Angemerkt Immer eine Überraschung

Wettbüro hin oder her: Das Komitee, das für den Literatur-Nobelpreis zuständig ist, lässt sich weder täuschen noch beeinflussen. Es wählt, sorgfältig bedacht, aus, wer die höchste Auszeichnung, die ein Schriftsteller erreichen kann, erhalten soll. Das war bei Herta Müller (2009), Tomas Tranströmer (2011) und Mo Yan (2012) genauso überraschend, wie es jetzt bei dem Franzosen Patrick Modiano der Fall ist.

Und das ist auch gut so. Es wäre wirklich langweilig, wenn im Vorfeld schon etwas durchsickern würde und dann alle Welt es vorschnell im Netz posten würde. Und ein bisschen Neugierde darf ja wohl noch sein!

Jetzt also ein Franzose, der zu Hause als einer der bedeutendsten Schriftsteller der Gegenwart gilt. Dass französische Literatur noch immer angesagt ist, hat längst der renommierte Hanser-Verlag erkannt. Dort ist nämlich das Werk Modianos erschienen.

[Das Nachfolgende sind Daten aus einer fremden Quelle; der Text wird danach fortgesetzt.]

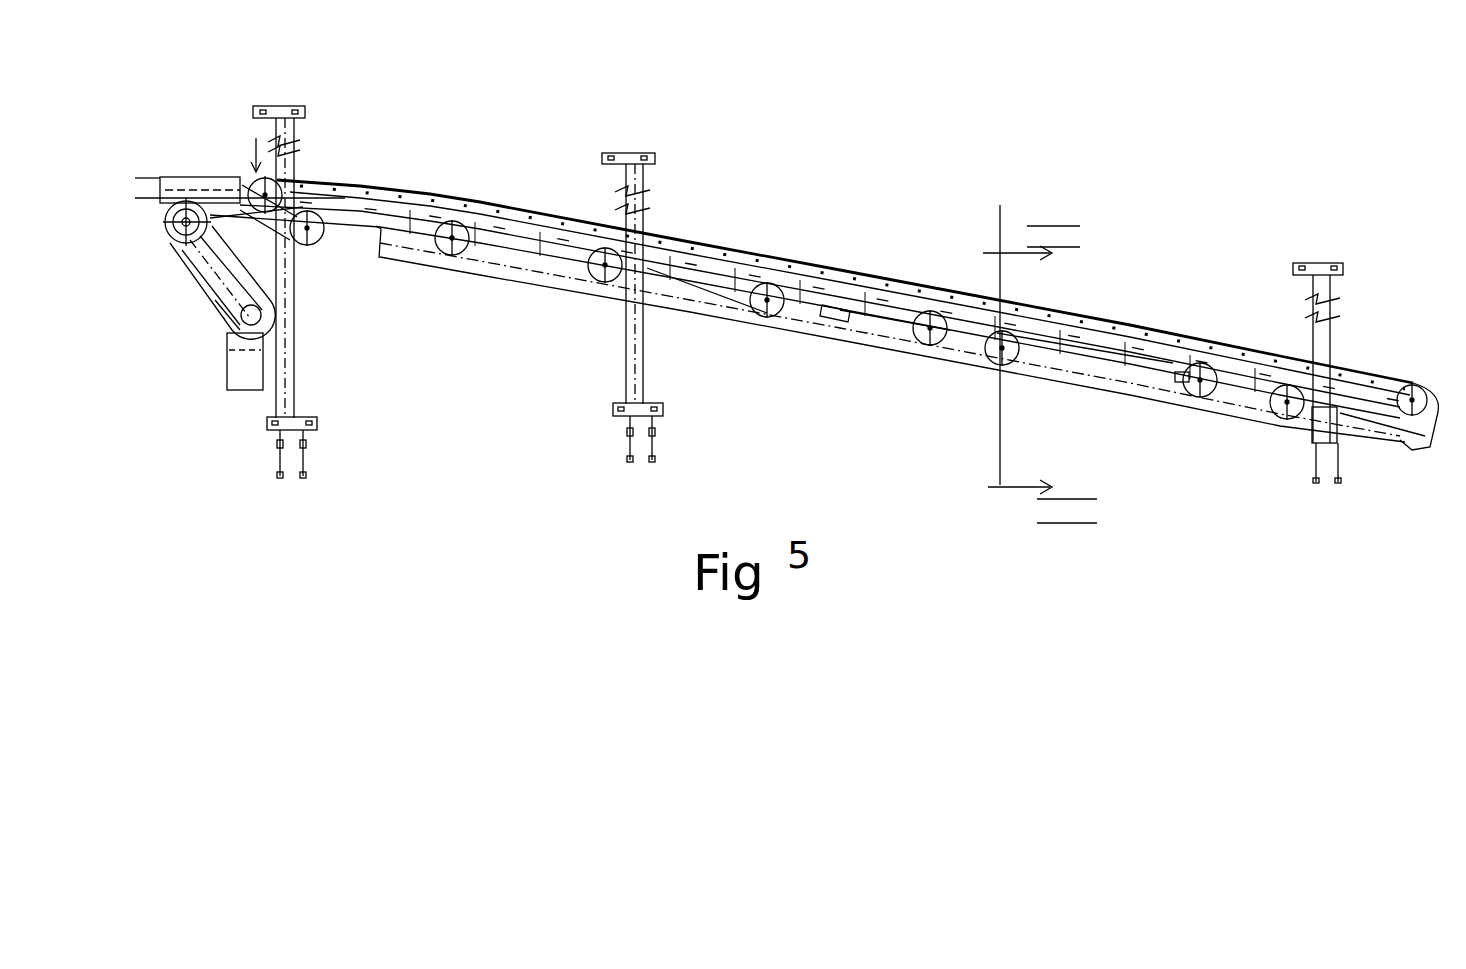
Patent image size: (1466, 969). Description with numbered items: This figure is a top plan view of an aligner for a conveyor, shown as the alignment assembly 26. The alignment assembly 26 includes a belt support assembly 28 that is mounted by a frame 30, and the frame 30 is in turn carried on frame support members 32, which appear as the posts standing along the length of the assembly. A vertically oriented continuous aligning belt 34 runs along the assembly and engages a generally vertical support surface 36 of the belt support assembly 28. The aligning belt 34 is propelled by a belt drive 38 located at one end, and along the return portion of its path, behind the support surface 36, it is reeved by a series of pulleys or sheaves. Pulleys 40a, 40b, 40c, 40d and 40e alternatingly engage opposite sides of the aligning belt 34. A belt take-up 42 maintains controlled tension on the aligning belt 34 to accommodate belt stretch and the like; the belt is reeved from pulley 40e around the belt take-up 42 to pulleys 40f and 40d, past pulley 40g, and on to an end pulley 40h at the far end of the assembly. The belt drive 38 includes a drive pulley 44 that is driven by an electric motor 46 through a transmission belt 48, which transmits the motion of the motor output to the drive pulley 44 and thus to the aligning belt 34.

The alignment assembly 26 is at (1034, 175).
The belt support assembly 28 is at (855, 350).
The frame 30 is at (712, 318).
The frame support members 32 is at (300, 372).
The aligning belt 34 is at (335, 185).
The support surface 36 is at (510, 205).
The belt drive 38 is at (185, 204).
The pulley 40a is at (305, 246).
The pulley 40b is at (463, 258).
The pulley 40c is at (606, 283).
The pulley 40d is at (770, 283).
The pulley 40e is at (934, 345).
The pulley 40f is at (1010, 366).
The pulley 40g is at (1285, 422).
The end pulley 40h is at (1411, 418).
The belt take-up 42 is at (1195, 364).
The drive pulley 44 is at (183, 248).
The electric motor 46 is at (227, 383).
The transmission belt 48 is at (215, 300).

Und die Verantwortlichen dürfen sich nach Müller, Tranströmer und Yan über einen weiteren Nobelpreisträger in ihrem Haus freuen.

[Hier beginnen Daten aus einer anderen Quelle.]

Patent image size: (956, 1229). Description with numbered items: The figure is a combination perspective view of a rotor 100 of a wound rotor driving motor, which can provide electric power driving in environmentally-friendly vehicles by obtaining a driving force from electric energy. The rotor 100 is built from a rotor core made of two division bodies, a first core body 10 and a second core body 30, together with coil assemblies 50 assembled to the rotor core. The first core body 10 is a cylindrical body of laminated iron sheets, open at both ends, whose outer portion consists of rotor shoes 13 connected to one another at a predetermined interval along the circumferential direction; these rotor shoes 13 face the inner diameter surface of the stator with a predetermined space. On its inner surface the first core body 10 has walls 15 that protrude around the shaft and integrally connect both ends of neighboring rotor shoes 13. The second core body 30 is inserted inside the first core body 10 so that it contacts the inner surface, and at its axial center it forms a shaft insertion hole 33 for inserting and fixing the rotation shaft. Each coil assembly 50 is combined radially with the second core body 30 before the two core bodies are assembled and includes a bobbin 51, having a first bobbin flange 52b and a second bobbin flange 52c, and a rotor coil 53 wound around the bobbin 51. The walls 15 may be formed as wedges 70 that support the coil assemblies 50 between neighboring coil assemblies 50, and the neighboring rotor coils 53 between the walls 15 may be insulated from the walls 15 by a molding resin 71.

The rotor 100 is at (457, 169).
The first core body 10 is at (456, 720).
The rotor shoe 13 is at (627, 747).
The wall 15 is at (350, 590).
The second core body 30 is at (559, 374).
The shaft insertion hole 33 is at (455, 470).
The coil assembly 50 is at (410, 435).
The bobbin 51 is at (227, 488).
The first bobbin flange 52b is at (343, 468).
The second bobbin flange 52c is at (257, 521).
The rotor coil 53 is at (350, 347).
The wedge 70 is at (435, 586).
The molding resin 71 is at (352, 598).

"Es sind sehr elegante Bücher, aber sie sind nicht schwierig zu lesen", beschreibt Peter Englund, Ständiger Sekretär und Chef der Schwedischen Akademie, die Werke des Preisträgers. Das wäre doch eine gute Gelegenheit, wieder mal zu einem richtig schönen Buch zu greifen - so eines aus Papier, fein gebunden, mit Lesebändchen vielleicht - und sich in ein neues Leseabenteuer zu wagen!